An important part of statistics is its use to be able to quantify the significance of phenomena compared with what we might expect based on theory or chance. For example, say that we flip a coin 100 times, and we get 60 heads. Is this sufficient grounds to claim that the coin is probably biased? Or, say that we give a certain drug, drug A to 100 patients and 38 of them get better. We then give another drug, drug B, to 100 different patients and 45 of them get better. Is there enough evidence to reasonably state that drug B is superior to drug A?

This is where hypothesis testing comes in. The method of testing
hypotheses that is used most frequently today was put forth by Jerzy Neyman
and Egon Pearson in the 1930s. There are two competing hypotheses under the
Neyman-Pearson theory. There is a null hypothesis (denoted H_{0}),
and an alternative hypothesis (denoted H_{1}). Informally speaking,
H_{0} asserts that nothing unusual is going on that couldn't be
explained by chance or other known factors, and H_{1} asserts that
something different is taking place. So, if we were to test a coin to see
whether it is biased towards heads or not, we might formulate the following hypotheses:

- H
_{0}: The coin is not biased towards heads - H
_{1}: The coin is biased towards heads

Alternately, depending on the aim of the experiment, we could construct different hypotheses, as long as they were mutually exclusive.

We would formulate these hypotheses before performing the experiment,
so that our hypotheses are not affected by what we've found. If our result are close to 50% heads and 50% tails,
we wouldn't have enough confidence to reject H_{0}, so we would accept it.
If the number of heads is "large enough" ("large enough" would, of
course, be defined statistically depending on how confident we want to be
in our result) then we would reject H_{0} and accept H_{1}. We would also determine what degree of confidence we're looking for before performing the experiment.

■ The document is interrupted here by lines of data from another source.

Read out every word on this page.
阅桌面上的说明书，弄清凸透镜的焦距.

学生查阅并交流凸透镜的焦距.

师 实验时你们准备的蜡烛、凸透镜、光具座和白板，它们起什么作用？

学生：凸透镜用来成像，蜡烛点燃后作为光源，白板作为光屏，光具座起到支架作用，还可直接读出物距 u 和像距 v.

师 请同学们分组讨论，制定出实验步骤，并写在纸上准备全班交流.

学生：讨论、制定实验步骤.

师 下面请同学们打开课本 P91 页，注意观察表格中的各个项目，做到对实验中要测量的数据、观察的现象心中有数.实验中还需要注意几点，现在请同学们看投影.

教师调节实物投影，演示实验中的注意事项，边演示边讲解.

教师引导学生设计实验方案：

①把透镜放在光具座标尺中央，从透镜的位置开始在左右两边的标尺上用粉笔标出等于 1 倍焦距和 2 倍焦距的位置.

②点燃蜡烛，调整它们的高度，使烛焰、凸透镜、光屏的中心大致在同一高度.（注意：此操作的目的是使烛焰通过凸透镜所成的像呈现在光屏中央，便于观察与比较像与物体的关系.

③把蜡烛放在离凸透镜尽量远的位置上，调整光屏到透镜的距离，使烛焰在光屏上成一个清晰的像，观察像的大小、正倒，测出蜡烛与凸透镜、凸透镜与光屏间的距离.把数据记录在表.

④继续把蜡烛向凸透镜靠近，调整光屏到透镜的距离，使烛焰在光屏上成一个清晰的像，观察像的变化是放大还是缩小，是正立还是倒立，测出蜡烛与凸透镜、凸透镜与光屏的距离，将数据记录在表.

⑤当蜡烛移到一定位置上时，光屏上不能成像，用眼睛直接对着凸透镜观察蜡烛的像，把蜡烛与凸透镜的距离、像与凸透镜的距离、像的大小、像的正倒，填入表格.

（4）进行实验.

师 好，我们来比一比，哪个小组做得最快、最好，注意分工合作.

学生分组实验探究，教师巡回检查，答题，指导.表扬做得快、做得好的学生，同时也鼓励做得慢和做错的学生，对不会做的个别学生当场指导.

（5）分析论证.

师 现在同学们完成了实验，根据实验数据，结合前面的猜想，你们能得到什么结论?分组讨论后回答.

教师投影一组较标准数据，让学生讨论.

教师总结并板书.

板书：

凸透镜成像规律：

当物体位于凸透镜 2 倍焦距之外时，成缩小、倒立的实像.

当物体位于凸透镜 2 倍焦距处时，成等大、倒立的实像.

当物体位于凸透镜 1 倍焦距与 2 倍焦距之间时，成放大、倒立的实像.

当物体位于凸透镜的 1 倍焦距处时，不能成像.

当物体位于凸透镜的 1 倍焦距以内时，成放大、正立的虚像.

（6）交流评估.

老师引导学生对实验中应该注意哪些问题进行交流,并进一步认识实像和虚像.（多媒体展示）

Let's say that we flip our coin 100 times and get 60 heads. Whether we
accept or reject H_{0} depends on what degree of confidence we chose
before attempting the experiment. If the coin were fair, there should be
less than 60 heads about 97.2% of the time and 60 or more heads about 2.8%
of the time. So, if we had chosen a 95% confidence interval, we would have
enough evidence to reject the hypothesis that the coin is fair (97.2% > 95%)
so we would accept the hypothesis that the coin is unfair. On the other
hand, if we had chosen a 99% confidence interval, we wouldn't have enough
evidence to reject the null hypothesis (97.2% < 99%) so we could not
conclude that the coin is biased.

You might be able to see from the above discussion that there are two types of errors that we could make. We might conclude that the coin is unfair when it really is fair (and it was just by chance that we got so many heads), or we might conclude that the coin is fair when it really is unfair. These are called Type I and Type II errors.